The most critical aspect of this scandal, especially in terms of immediate implications for our national security, has to do with the international community. The conduct of torture itself, and the way we have handled it, has the potential for long-term damage to our war against those who are using terrorism as their primary means of violence. Terrorism is not new; nations as well as non-state actors have used it. When used by non-state groups such as those now confronting us, those groups depend on at least tacit support of societies in which they operate. That support depends in large part on how those groups are perceived in regard to the justness of their cause, and that of the adversaries, rather than the acts of terrorism themselves. In this sense, the war against terrorism is a war of ideas, with emphasis on who holds the moral high ground. From all accounts, we have been losing this war and the torture of prisoners was, and continues to be, a significant factor. How the international community perceives our reaction to it is critical in this war of ideas. For reasons stated above, we do not believe the approaches we have taken to date will persuade that audience that we have owned up to the actions. In short, blaming it on a few is not credible. "Out sourcing" prisoner interrogation to countries who can do the torture is a thinly veiled solution.

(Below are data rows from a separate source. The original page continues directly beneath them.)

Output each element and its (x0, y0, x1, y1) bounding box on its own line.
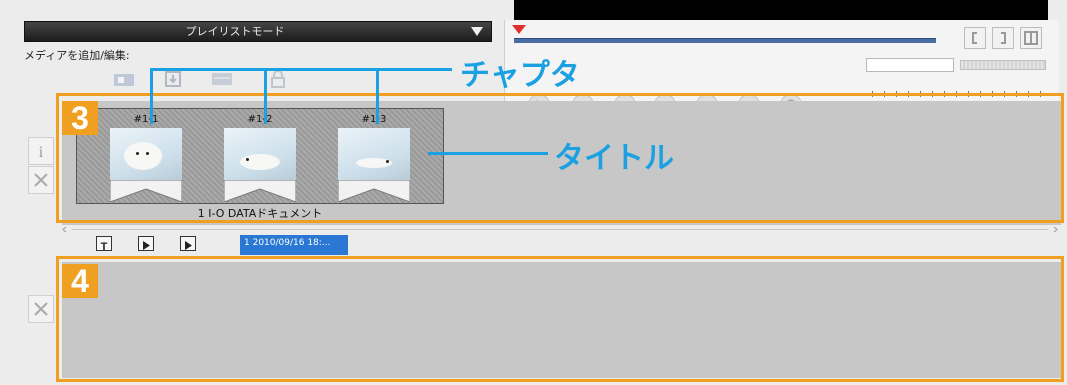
title-callout-line (428, 152, 548, 155)
timecode-field[interactable] (866, 58, 954, 72)
playlist-mode-dropdown[interactable]: プレイリストモード (24, 21, 492, 42)
seek-bar[interactable] (514, 38, 936, 43)
delete-track-button[interactable] (28, 295, 54, 323)
svg-text:T: T (101, 241, 108, 252)
video-preview (514, 0, 1048, 20)
mark-out-button[interactable] (992, 27, 1014, 49)
text-tool-icon[interactable]: T (96, 236, 112, 253)
lock-icon[interactable] (266, 70, 290, 88)
clip-timestamp[interactable]: 1 2010/09/16 18:... (240, 235, 348, 255)
edit-media-icon[interactable] (210, 70, 234, 88)
title-callout-label: タイトル (554, 141, 674, 176)
play-clip-icon[interactable] (138, 236, 154, 251)
media-add-edit-label: メディアを追加/編集: (24, 49, 130, 62)
svg-text:i: i (39, 144, 44, 161)
dropdown-arrow-icon[interactable] (471, 27, 483, 36)
callout-box-4 (56, 256, 1064, 382)
import-file-icon[interactable] (162, 70, 186, 88)
chapter-callout-line (150, 68, 153, 124)
horizontal-scrollbar[interactable] (60, 226, 1060, 233)
volume-slider[interactable] (960, 60, 1046, 70)
info-button[interactable]: i (28, 137, 54, 165)
split-button[interactable] (1020, 27, 1042, 49)
callout-badge-4: 4 (62, 264, 98, 298)
chapter-callout-line (150, 68, 452, 71)
callout-badge-3: 3 (62, 101, 98, 135)
add-video-icon[interactable] (112, 70, 136, 88)
seek-marker-icon[interactable] (512, 25, 526, 34)
chapter-callout-label: チャプタ (460, 58, 580, 93)
playlist-mode-label: プレイリストモード (185, 25, 285, 38)
play-clip-icon[interactable] (180, 236, 196, 251)
mark-in-button[interactable] (964, 27, 986, 49)
chapter-callout-line (264, 68, 267, 124)
chapter-callout-line (376, 68, 379, 124)
delete-title-button[interactable] (28, 166, 54, 194)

The fundamental flaw in this episode, it seems to me, is the clear disdain of this administration for international norms of conduct. Unless our body politic, including the public, develops a greater respect for responsible membership in the international community, we will find it difficult to regain the moral high ground. Without that moral status, the war on terrorism will be unsuccessful. The rules regarding torture, like other international protocols, are a set of generalized principles and norms designed to serve the interests of the entire world community. At times, conforming to these rules may cause inconveniences. To dismiss them in a cavalier manner, as we did in this instance, is a breach of trust. Trust is a precious commodity, hard to earn, easily squandered, and when lost, very difficult to regain. We have an uphill battle on this issue.

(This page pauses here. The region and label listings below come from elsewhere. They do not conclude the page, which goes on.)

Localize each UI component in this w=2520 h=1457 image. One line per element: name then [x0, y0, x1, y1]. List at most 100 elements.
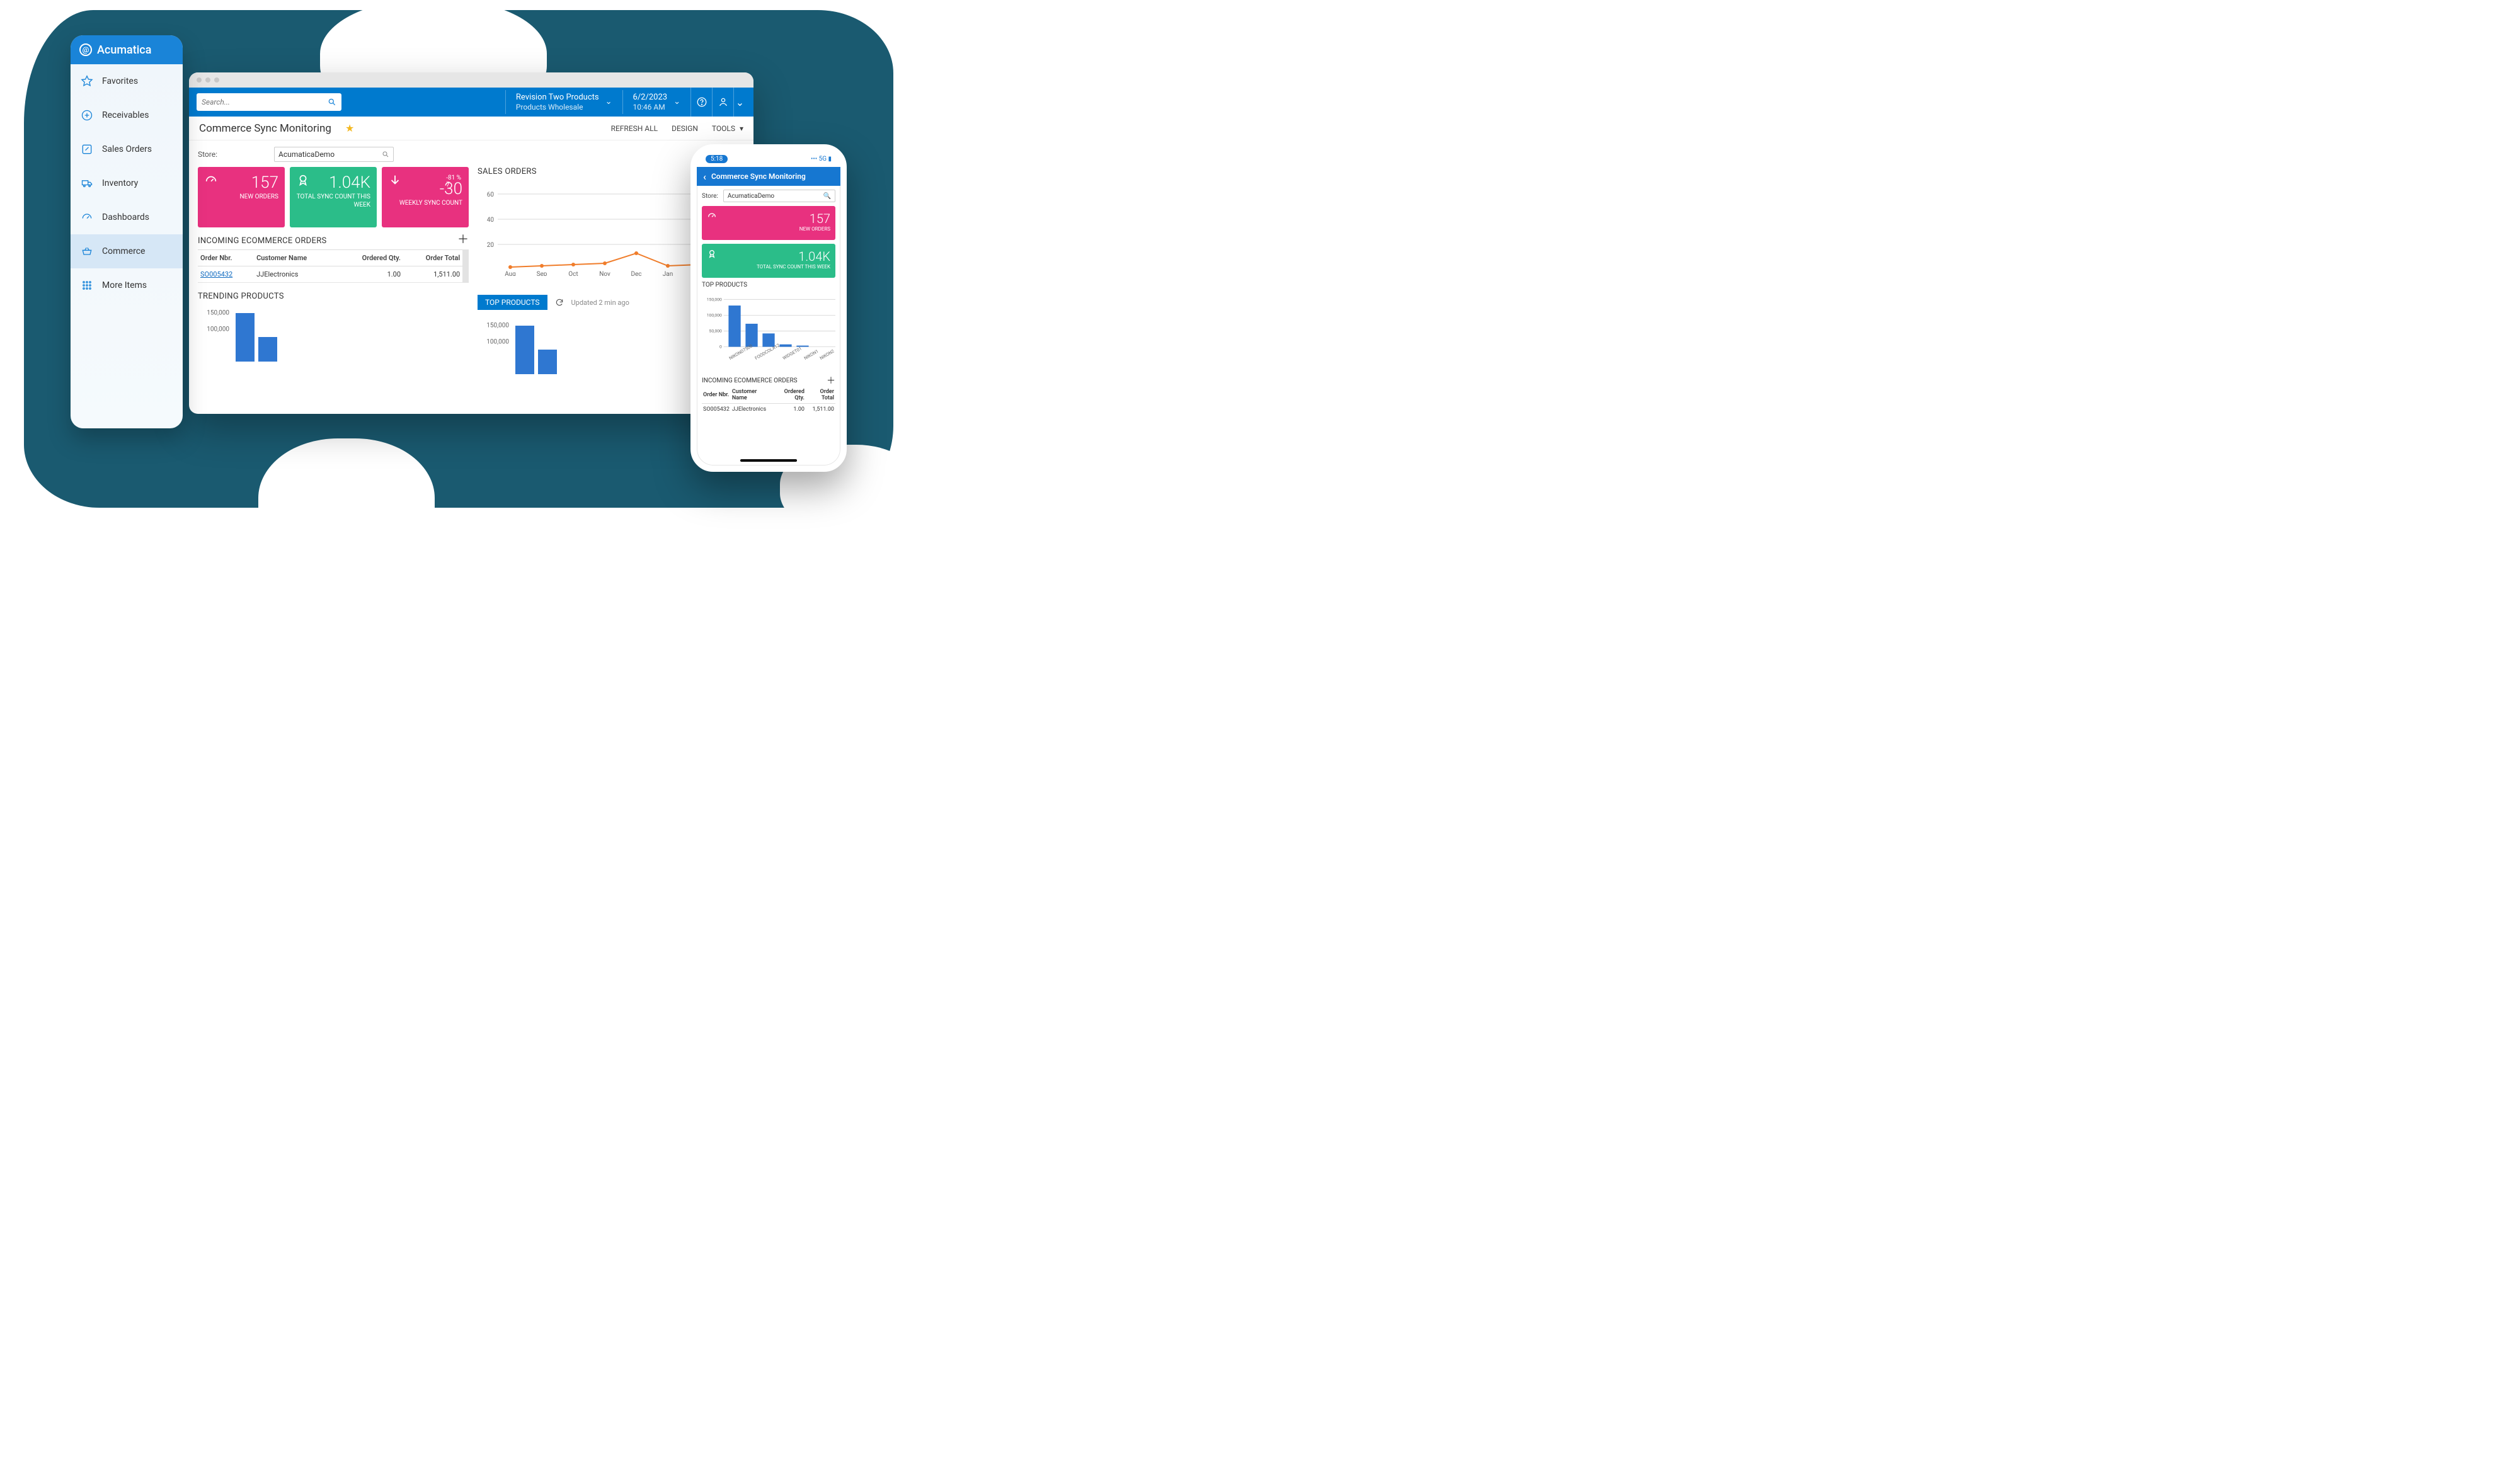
business-date: 6/2/2023	[633, 93, 668, 103]
user-menu[interactable]	[712, 88, 733, 117]
help-button[interactable]	[690, 88, 712, 117]
sidebar-item-inventory[interactable]: Inventory	[71, 166, 183, 200]
page-toolbar: Commerce Sync Monitoring ★ REFRESH ALL D…	[189, 117, 753, 140]
top-products-title: TOP PRODUCTS	[478, 295, 547, 310]
scrollbar[interactable]	[462, 249, 469, 283]
svg-text:Nov: Nov	[599, 271, 610, 276]
svg-text:50,000: 50,000	[709, 328, 722, 333]
svg-text:100,000: 100,000	[707, 312, 722, 317]
chart-bar	[258, 337, 277, 362]
chevron-down-icon: ⌄	[673, 97, 680, 107]
svg-text:0: 0	[719, 344, 722, 349]
tools-menu[interactable]: TOOLS ▾	[712, 124, 743, 133]
search-icon	[382, 151, 389, 158]
incoming-orders-table: Order Nbr. Customer Name Ordered Qty. Or…	[702, 387, 835, 415]
trending-products-chart: 150,000 100,000	[198, 305, 469, 362]
store-selector[interactable]: AcumaticaDemo 🔍	[723, 190, 835, 202]
svg-text:20: 20	[487, 242, 495, 249]
table-row[interactable]: SO005432 JJElectronics 1.00 1,511.00	[198, 266, 462, 283]
sidebar-item-commerce[interactable]: Commerce	[71, 234, 183, 268]
sidebar-item-label: Receivables	[102, 110, 149, 120]
mobile-title: Commerce Sync Monitoring	[711, 172, 806, 181]
kpi-delta: -81 % 7	[446, 174, 461, 188]
store-value: AcumaticaDemo	[278, 150, 335, 159]
chevron-down-icon[interactable]: ⌄	[733, 88, 746, 117]
back-icon[interactable]: ‹	[703, 171, 706, 183]
col-order-nbr[interactable]: Order Nbr.	[198, 250, 254, 266]
design-button[interactable]: DESIGN	[672, 124, 698, 133]
svg-text:40: 40	[487, 217, 495, 224]
svg-text:60: 60	[487, 191, 495, 198]
store-label: Store:	[702, 193, 718, 200]
svg-text:Jan: Jan	[663, 271, 673, 276]
window-chrome	[189, 72, 753, 88]
kpi-total-sync[interactable]: 1.04K TOTAL SYNC COUNT THIS WEEK	[290, 167, 377, 227]
kpi-label: NEW ORDERS	[707, 226, 830, 232]
col-total[interactable]: Order Total	[806, 387, 835, 404]
chart-bar	[236, 313, 255, 362]
svg-text:Dec: Dec	[631, 271, 641, 276]
refresh-icon[interactable]	[555, 298, 564, 307]
arrow-down-icon	[388, 173, 402, 187]
search-icon	[328, 98, 336, 106]
gauge-icon	[81, 211, 93, 224]
tenant-sub: Products Wholesale	[516, 103, 599, 111]
brand-name: Acumatica	[97, 43, 151, 57]
search-input[interactable]	[202, 98, 328, 106]
order-link[interactable]: SO005432	[200, 270, 232, 278]
award-icon	[296, 173, 310, 187]
incoming-orders-title: INCOMING ECOMMERCE ORDERS	[702, 377, 798, 384]
sidebar-item-dashboards[interactable]: Dashboards	[71, 200, 183, 234]
kpi-new-orders[interactable]: 157 NEW ORDERS	[702, 206, 835, 240]
favorite-star-icon[interactable]: ★	[345, 122, 354, 134]
top-products-title: TOP PRODUCTS	[702, 282, 835, 289]
chart-bar	[538, 350, 557, 374]
cell-nbr: SO005432	[702, 404, 731, 416]
kpi-weekly-sync[interactable]: -81 % 7 -30 WEEKLY SYNC COUNT	[382, 167, 469, 227]
col-customer[interactable]: Customer Name	[254, 250, 338, 266]
table-row[interactable]: SO005432 JJElectronics 1.00 1,511.00	[702, 404, 835, 416]
home-indicator[interactable]	[740, 459, 797, 462]
col-total[interactable]: Order Total	[403, 250, 462, 266]
date-selector[interactable]: 6/2/2023 10:46 AM ⌄	[622, 90, 690, 114]
search-icon: 🔍	[823, 193, 831, 200]
svg-text:150,000: 150,000	[707, 297, 722, 302]
cell-qty: 1.00	[338, 266, 403, 283]
sidebar-item-more[interactable]: More Items	[71, 268, 183, 302]
mobile-header: ‹ Commerce Sync Monitoring	[697, 167, 840, 186]
kpi-value: 157	[707, 211, 830, 226]
sidebar-item-label: Inventory	[102, 178, 138, 188]
phone-notch	[737, 151, 800, 163]
kpi-label: WEEKLY SYNC COUNT	[388, 200, 462, 208]
gauge-icon	[707, 211, 717, 221]
svg-text:Oct: Oct	[568, 271, 578, 276]
sidebar-item-label: Favorites	[102, 76, 138, 86]
cell-total: 1,511.00	[403, 266, 462, 283]
brand-logo-icon: @	[79, 43, 92, 56]
tenant-selector[interactable]: Revision Two Products Products Wholesale…	[505, 90, 622, 114]
sidebar-item-sales-orders[interactable]: Sales Orders	[71, 132, 183, 166]
brand-header: @ Acumatica	[71, 35, 183, 64]
col-order-nbr[interactable]: Order Nbr.	[702, 387, 731, 404]
incoming-orders-title: INCOMING ECOMMERCE ORDERS	[198, 236, 327, 246]
kpi-total-sync[interactable]: 1.04K TOTAL SYNC COUNT THIS WEEK	[702, 244, 835, 278]
incoming-orders-table: Order Nbr. Customer Name Ordered Qty. Or…	[198, 249, 462, 283]
kpi-label: TOTAL SYNC COUNT THIS WEEK	[707, 264, 830, 270]
chart-bar	[515, 326, 534, 374]
col-qty[interactable]: Ordered Qty.	[338, 250, 403, 266]
col-customer[interactable]: Customer Name	[731, 387, 774, 404]
refresh-all-button[interactable]: REFRESH ALL	[611, 124, 658, 133]
topbar: Revision Two Products Products Wholesale…	[189, 88, 753, 117]
business-time: 10:46 AM	[633, 103, 668, 111]
expand-incoming-button[interactable]: ＋	[827, 374, 835, 387]
col-qty[interactable]: Ordered Qty.	[774, 387, 806, 404]
sidebar-item-receivables[interactable]: Receivables	[71, 98, 183, 132]
store-selector[interactable]: AcumaticaDemo	[274, 147, 394, 162]
star-icon	[81, 75, 93, 88]
search-box[interactable]	[197, 93, 341, 111]
kpi-new-orders[interactable]: 157 NEW ORDERS	[198, 167, 285, 227]
expand-incoming-button[interactable]: ＋	[457, 231, 469, 247]
sidebar: @ Acumatica Favorites Receivables Sales …	[71, 35, 183, 428]
desktop-window: Revision Two Products Products Wholesale…	[189, 72, 753, 414]
sidebar-item-favorites[interactable]: Favorites	[71, 64, 183, 98]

Every country reserves the right to protect its national interests, especially its physical security, even if it entails the violation of international norms. Flouting these norms, however, should be rare and only after carefully weighing the costs. The documents cited above justified the waiver of the rules on torture using that rationale. That rationale is debatable, and I believe, invalid. Experts in the art of interrogation differ on the efficacy of torture as a means of gaining valid intelligence. It is logical to assume that in specific cases, it is effective. These specific cases of success must be weighed against the costs of such techniques. In the current instance, the evidence seems to be that torture was rather indiscriminate. The consequences in terms of the worldwide reaction and the damage done to our moral standing are incalculable.

We must take every reasonable measure we can to undo the damage of the torture issue. A necessary step is for Congress to demand a full accounting that is credible not only to the military and the American public, but to the world community as well. The so-called investigations to date show beyond question that the Department of Defense cannot be trusted to give a credible account. There must be a bi-partisan panel on the level of the 9-11 Commission to perform that task. In addition to establishing accountability, it must articulate corrective measures to correct the systemic flaws that permitted this to happen. The purpose of this effort should not be to punish individuals; rather, it should be to identify features of our bureaucratic culture that permitted this to happen. Otherwise, I believe there will be a tendency to rationalize the conduct as an aberration of a "few bad apples," as seems to be occurring. That can have disastrous consequences.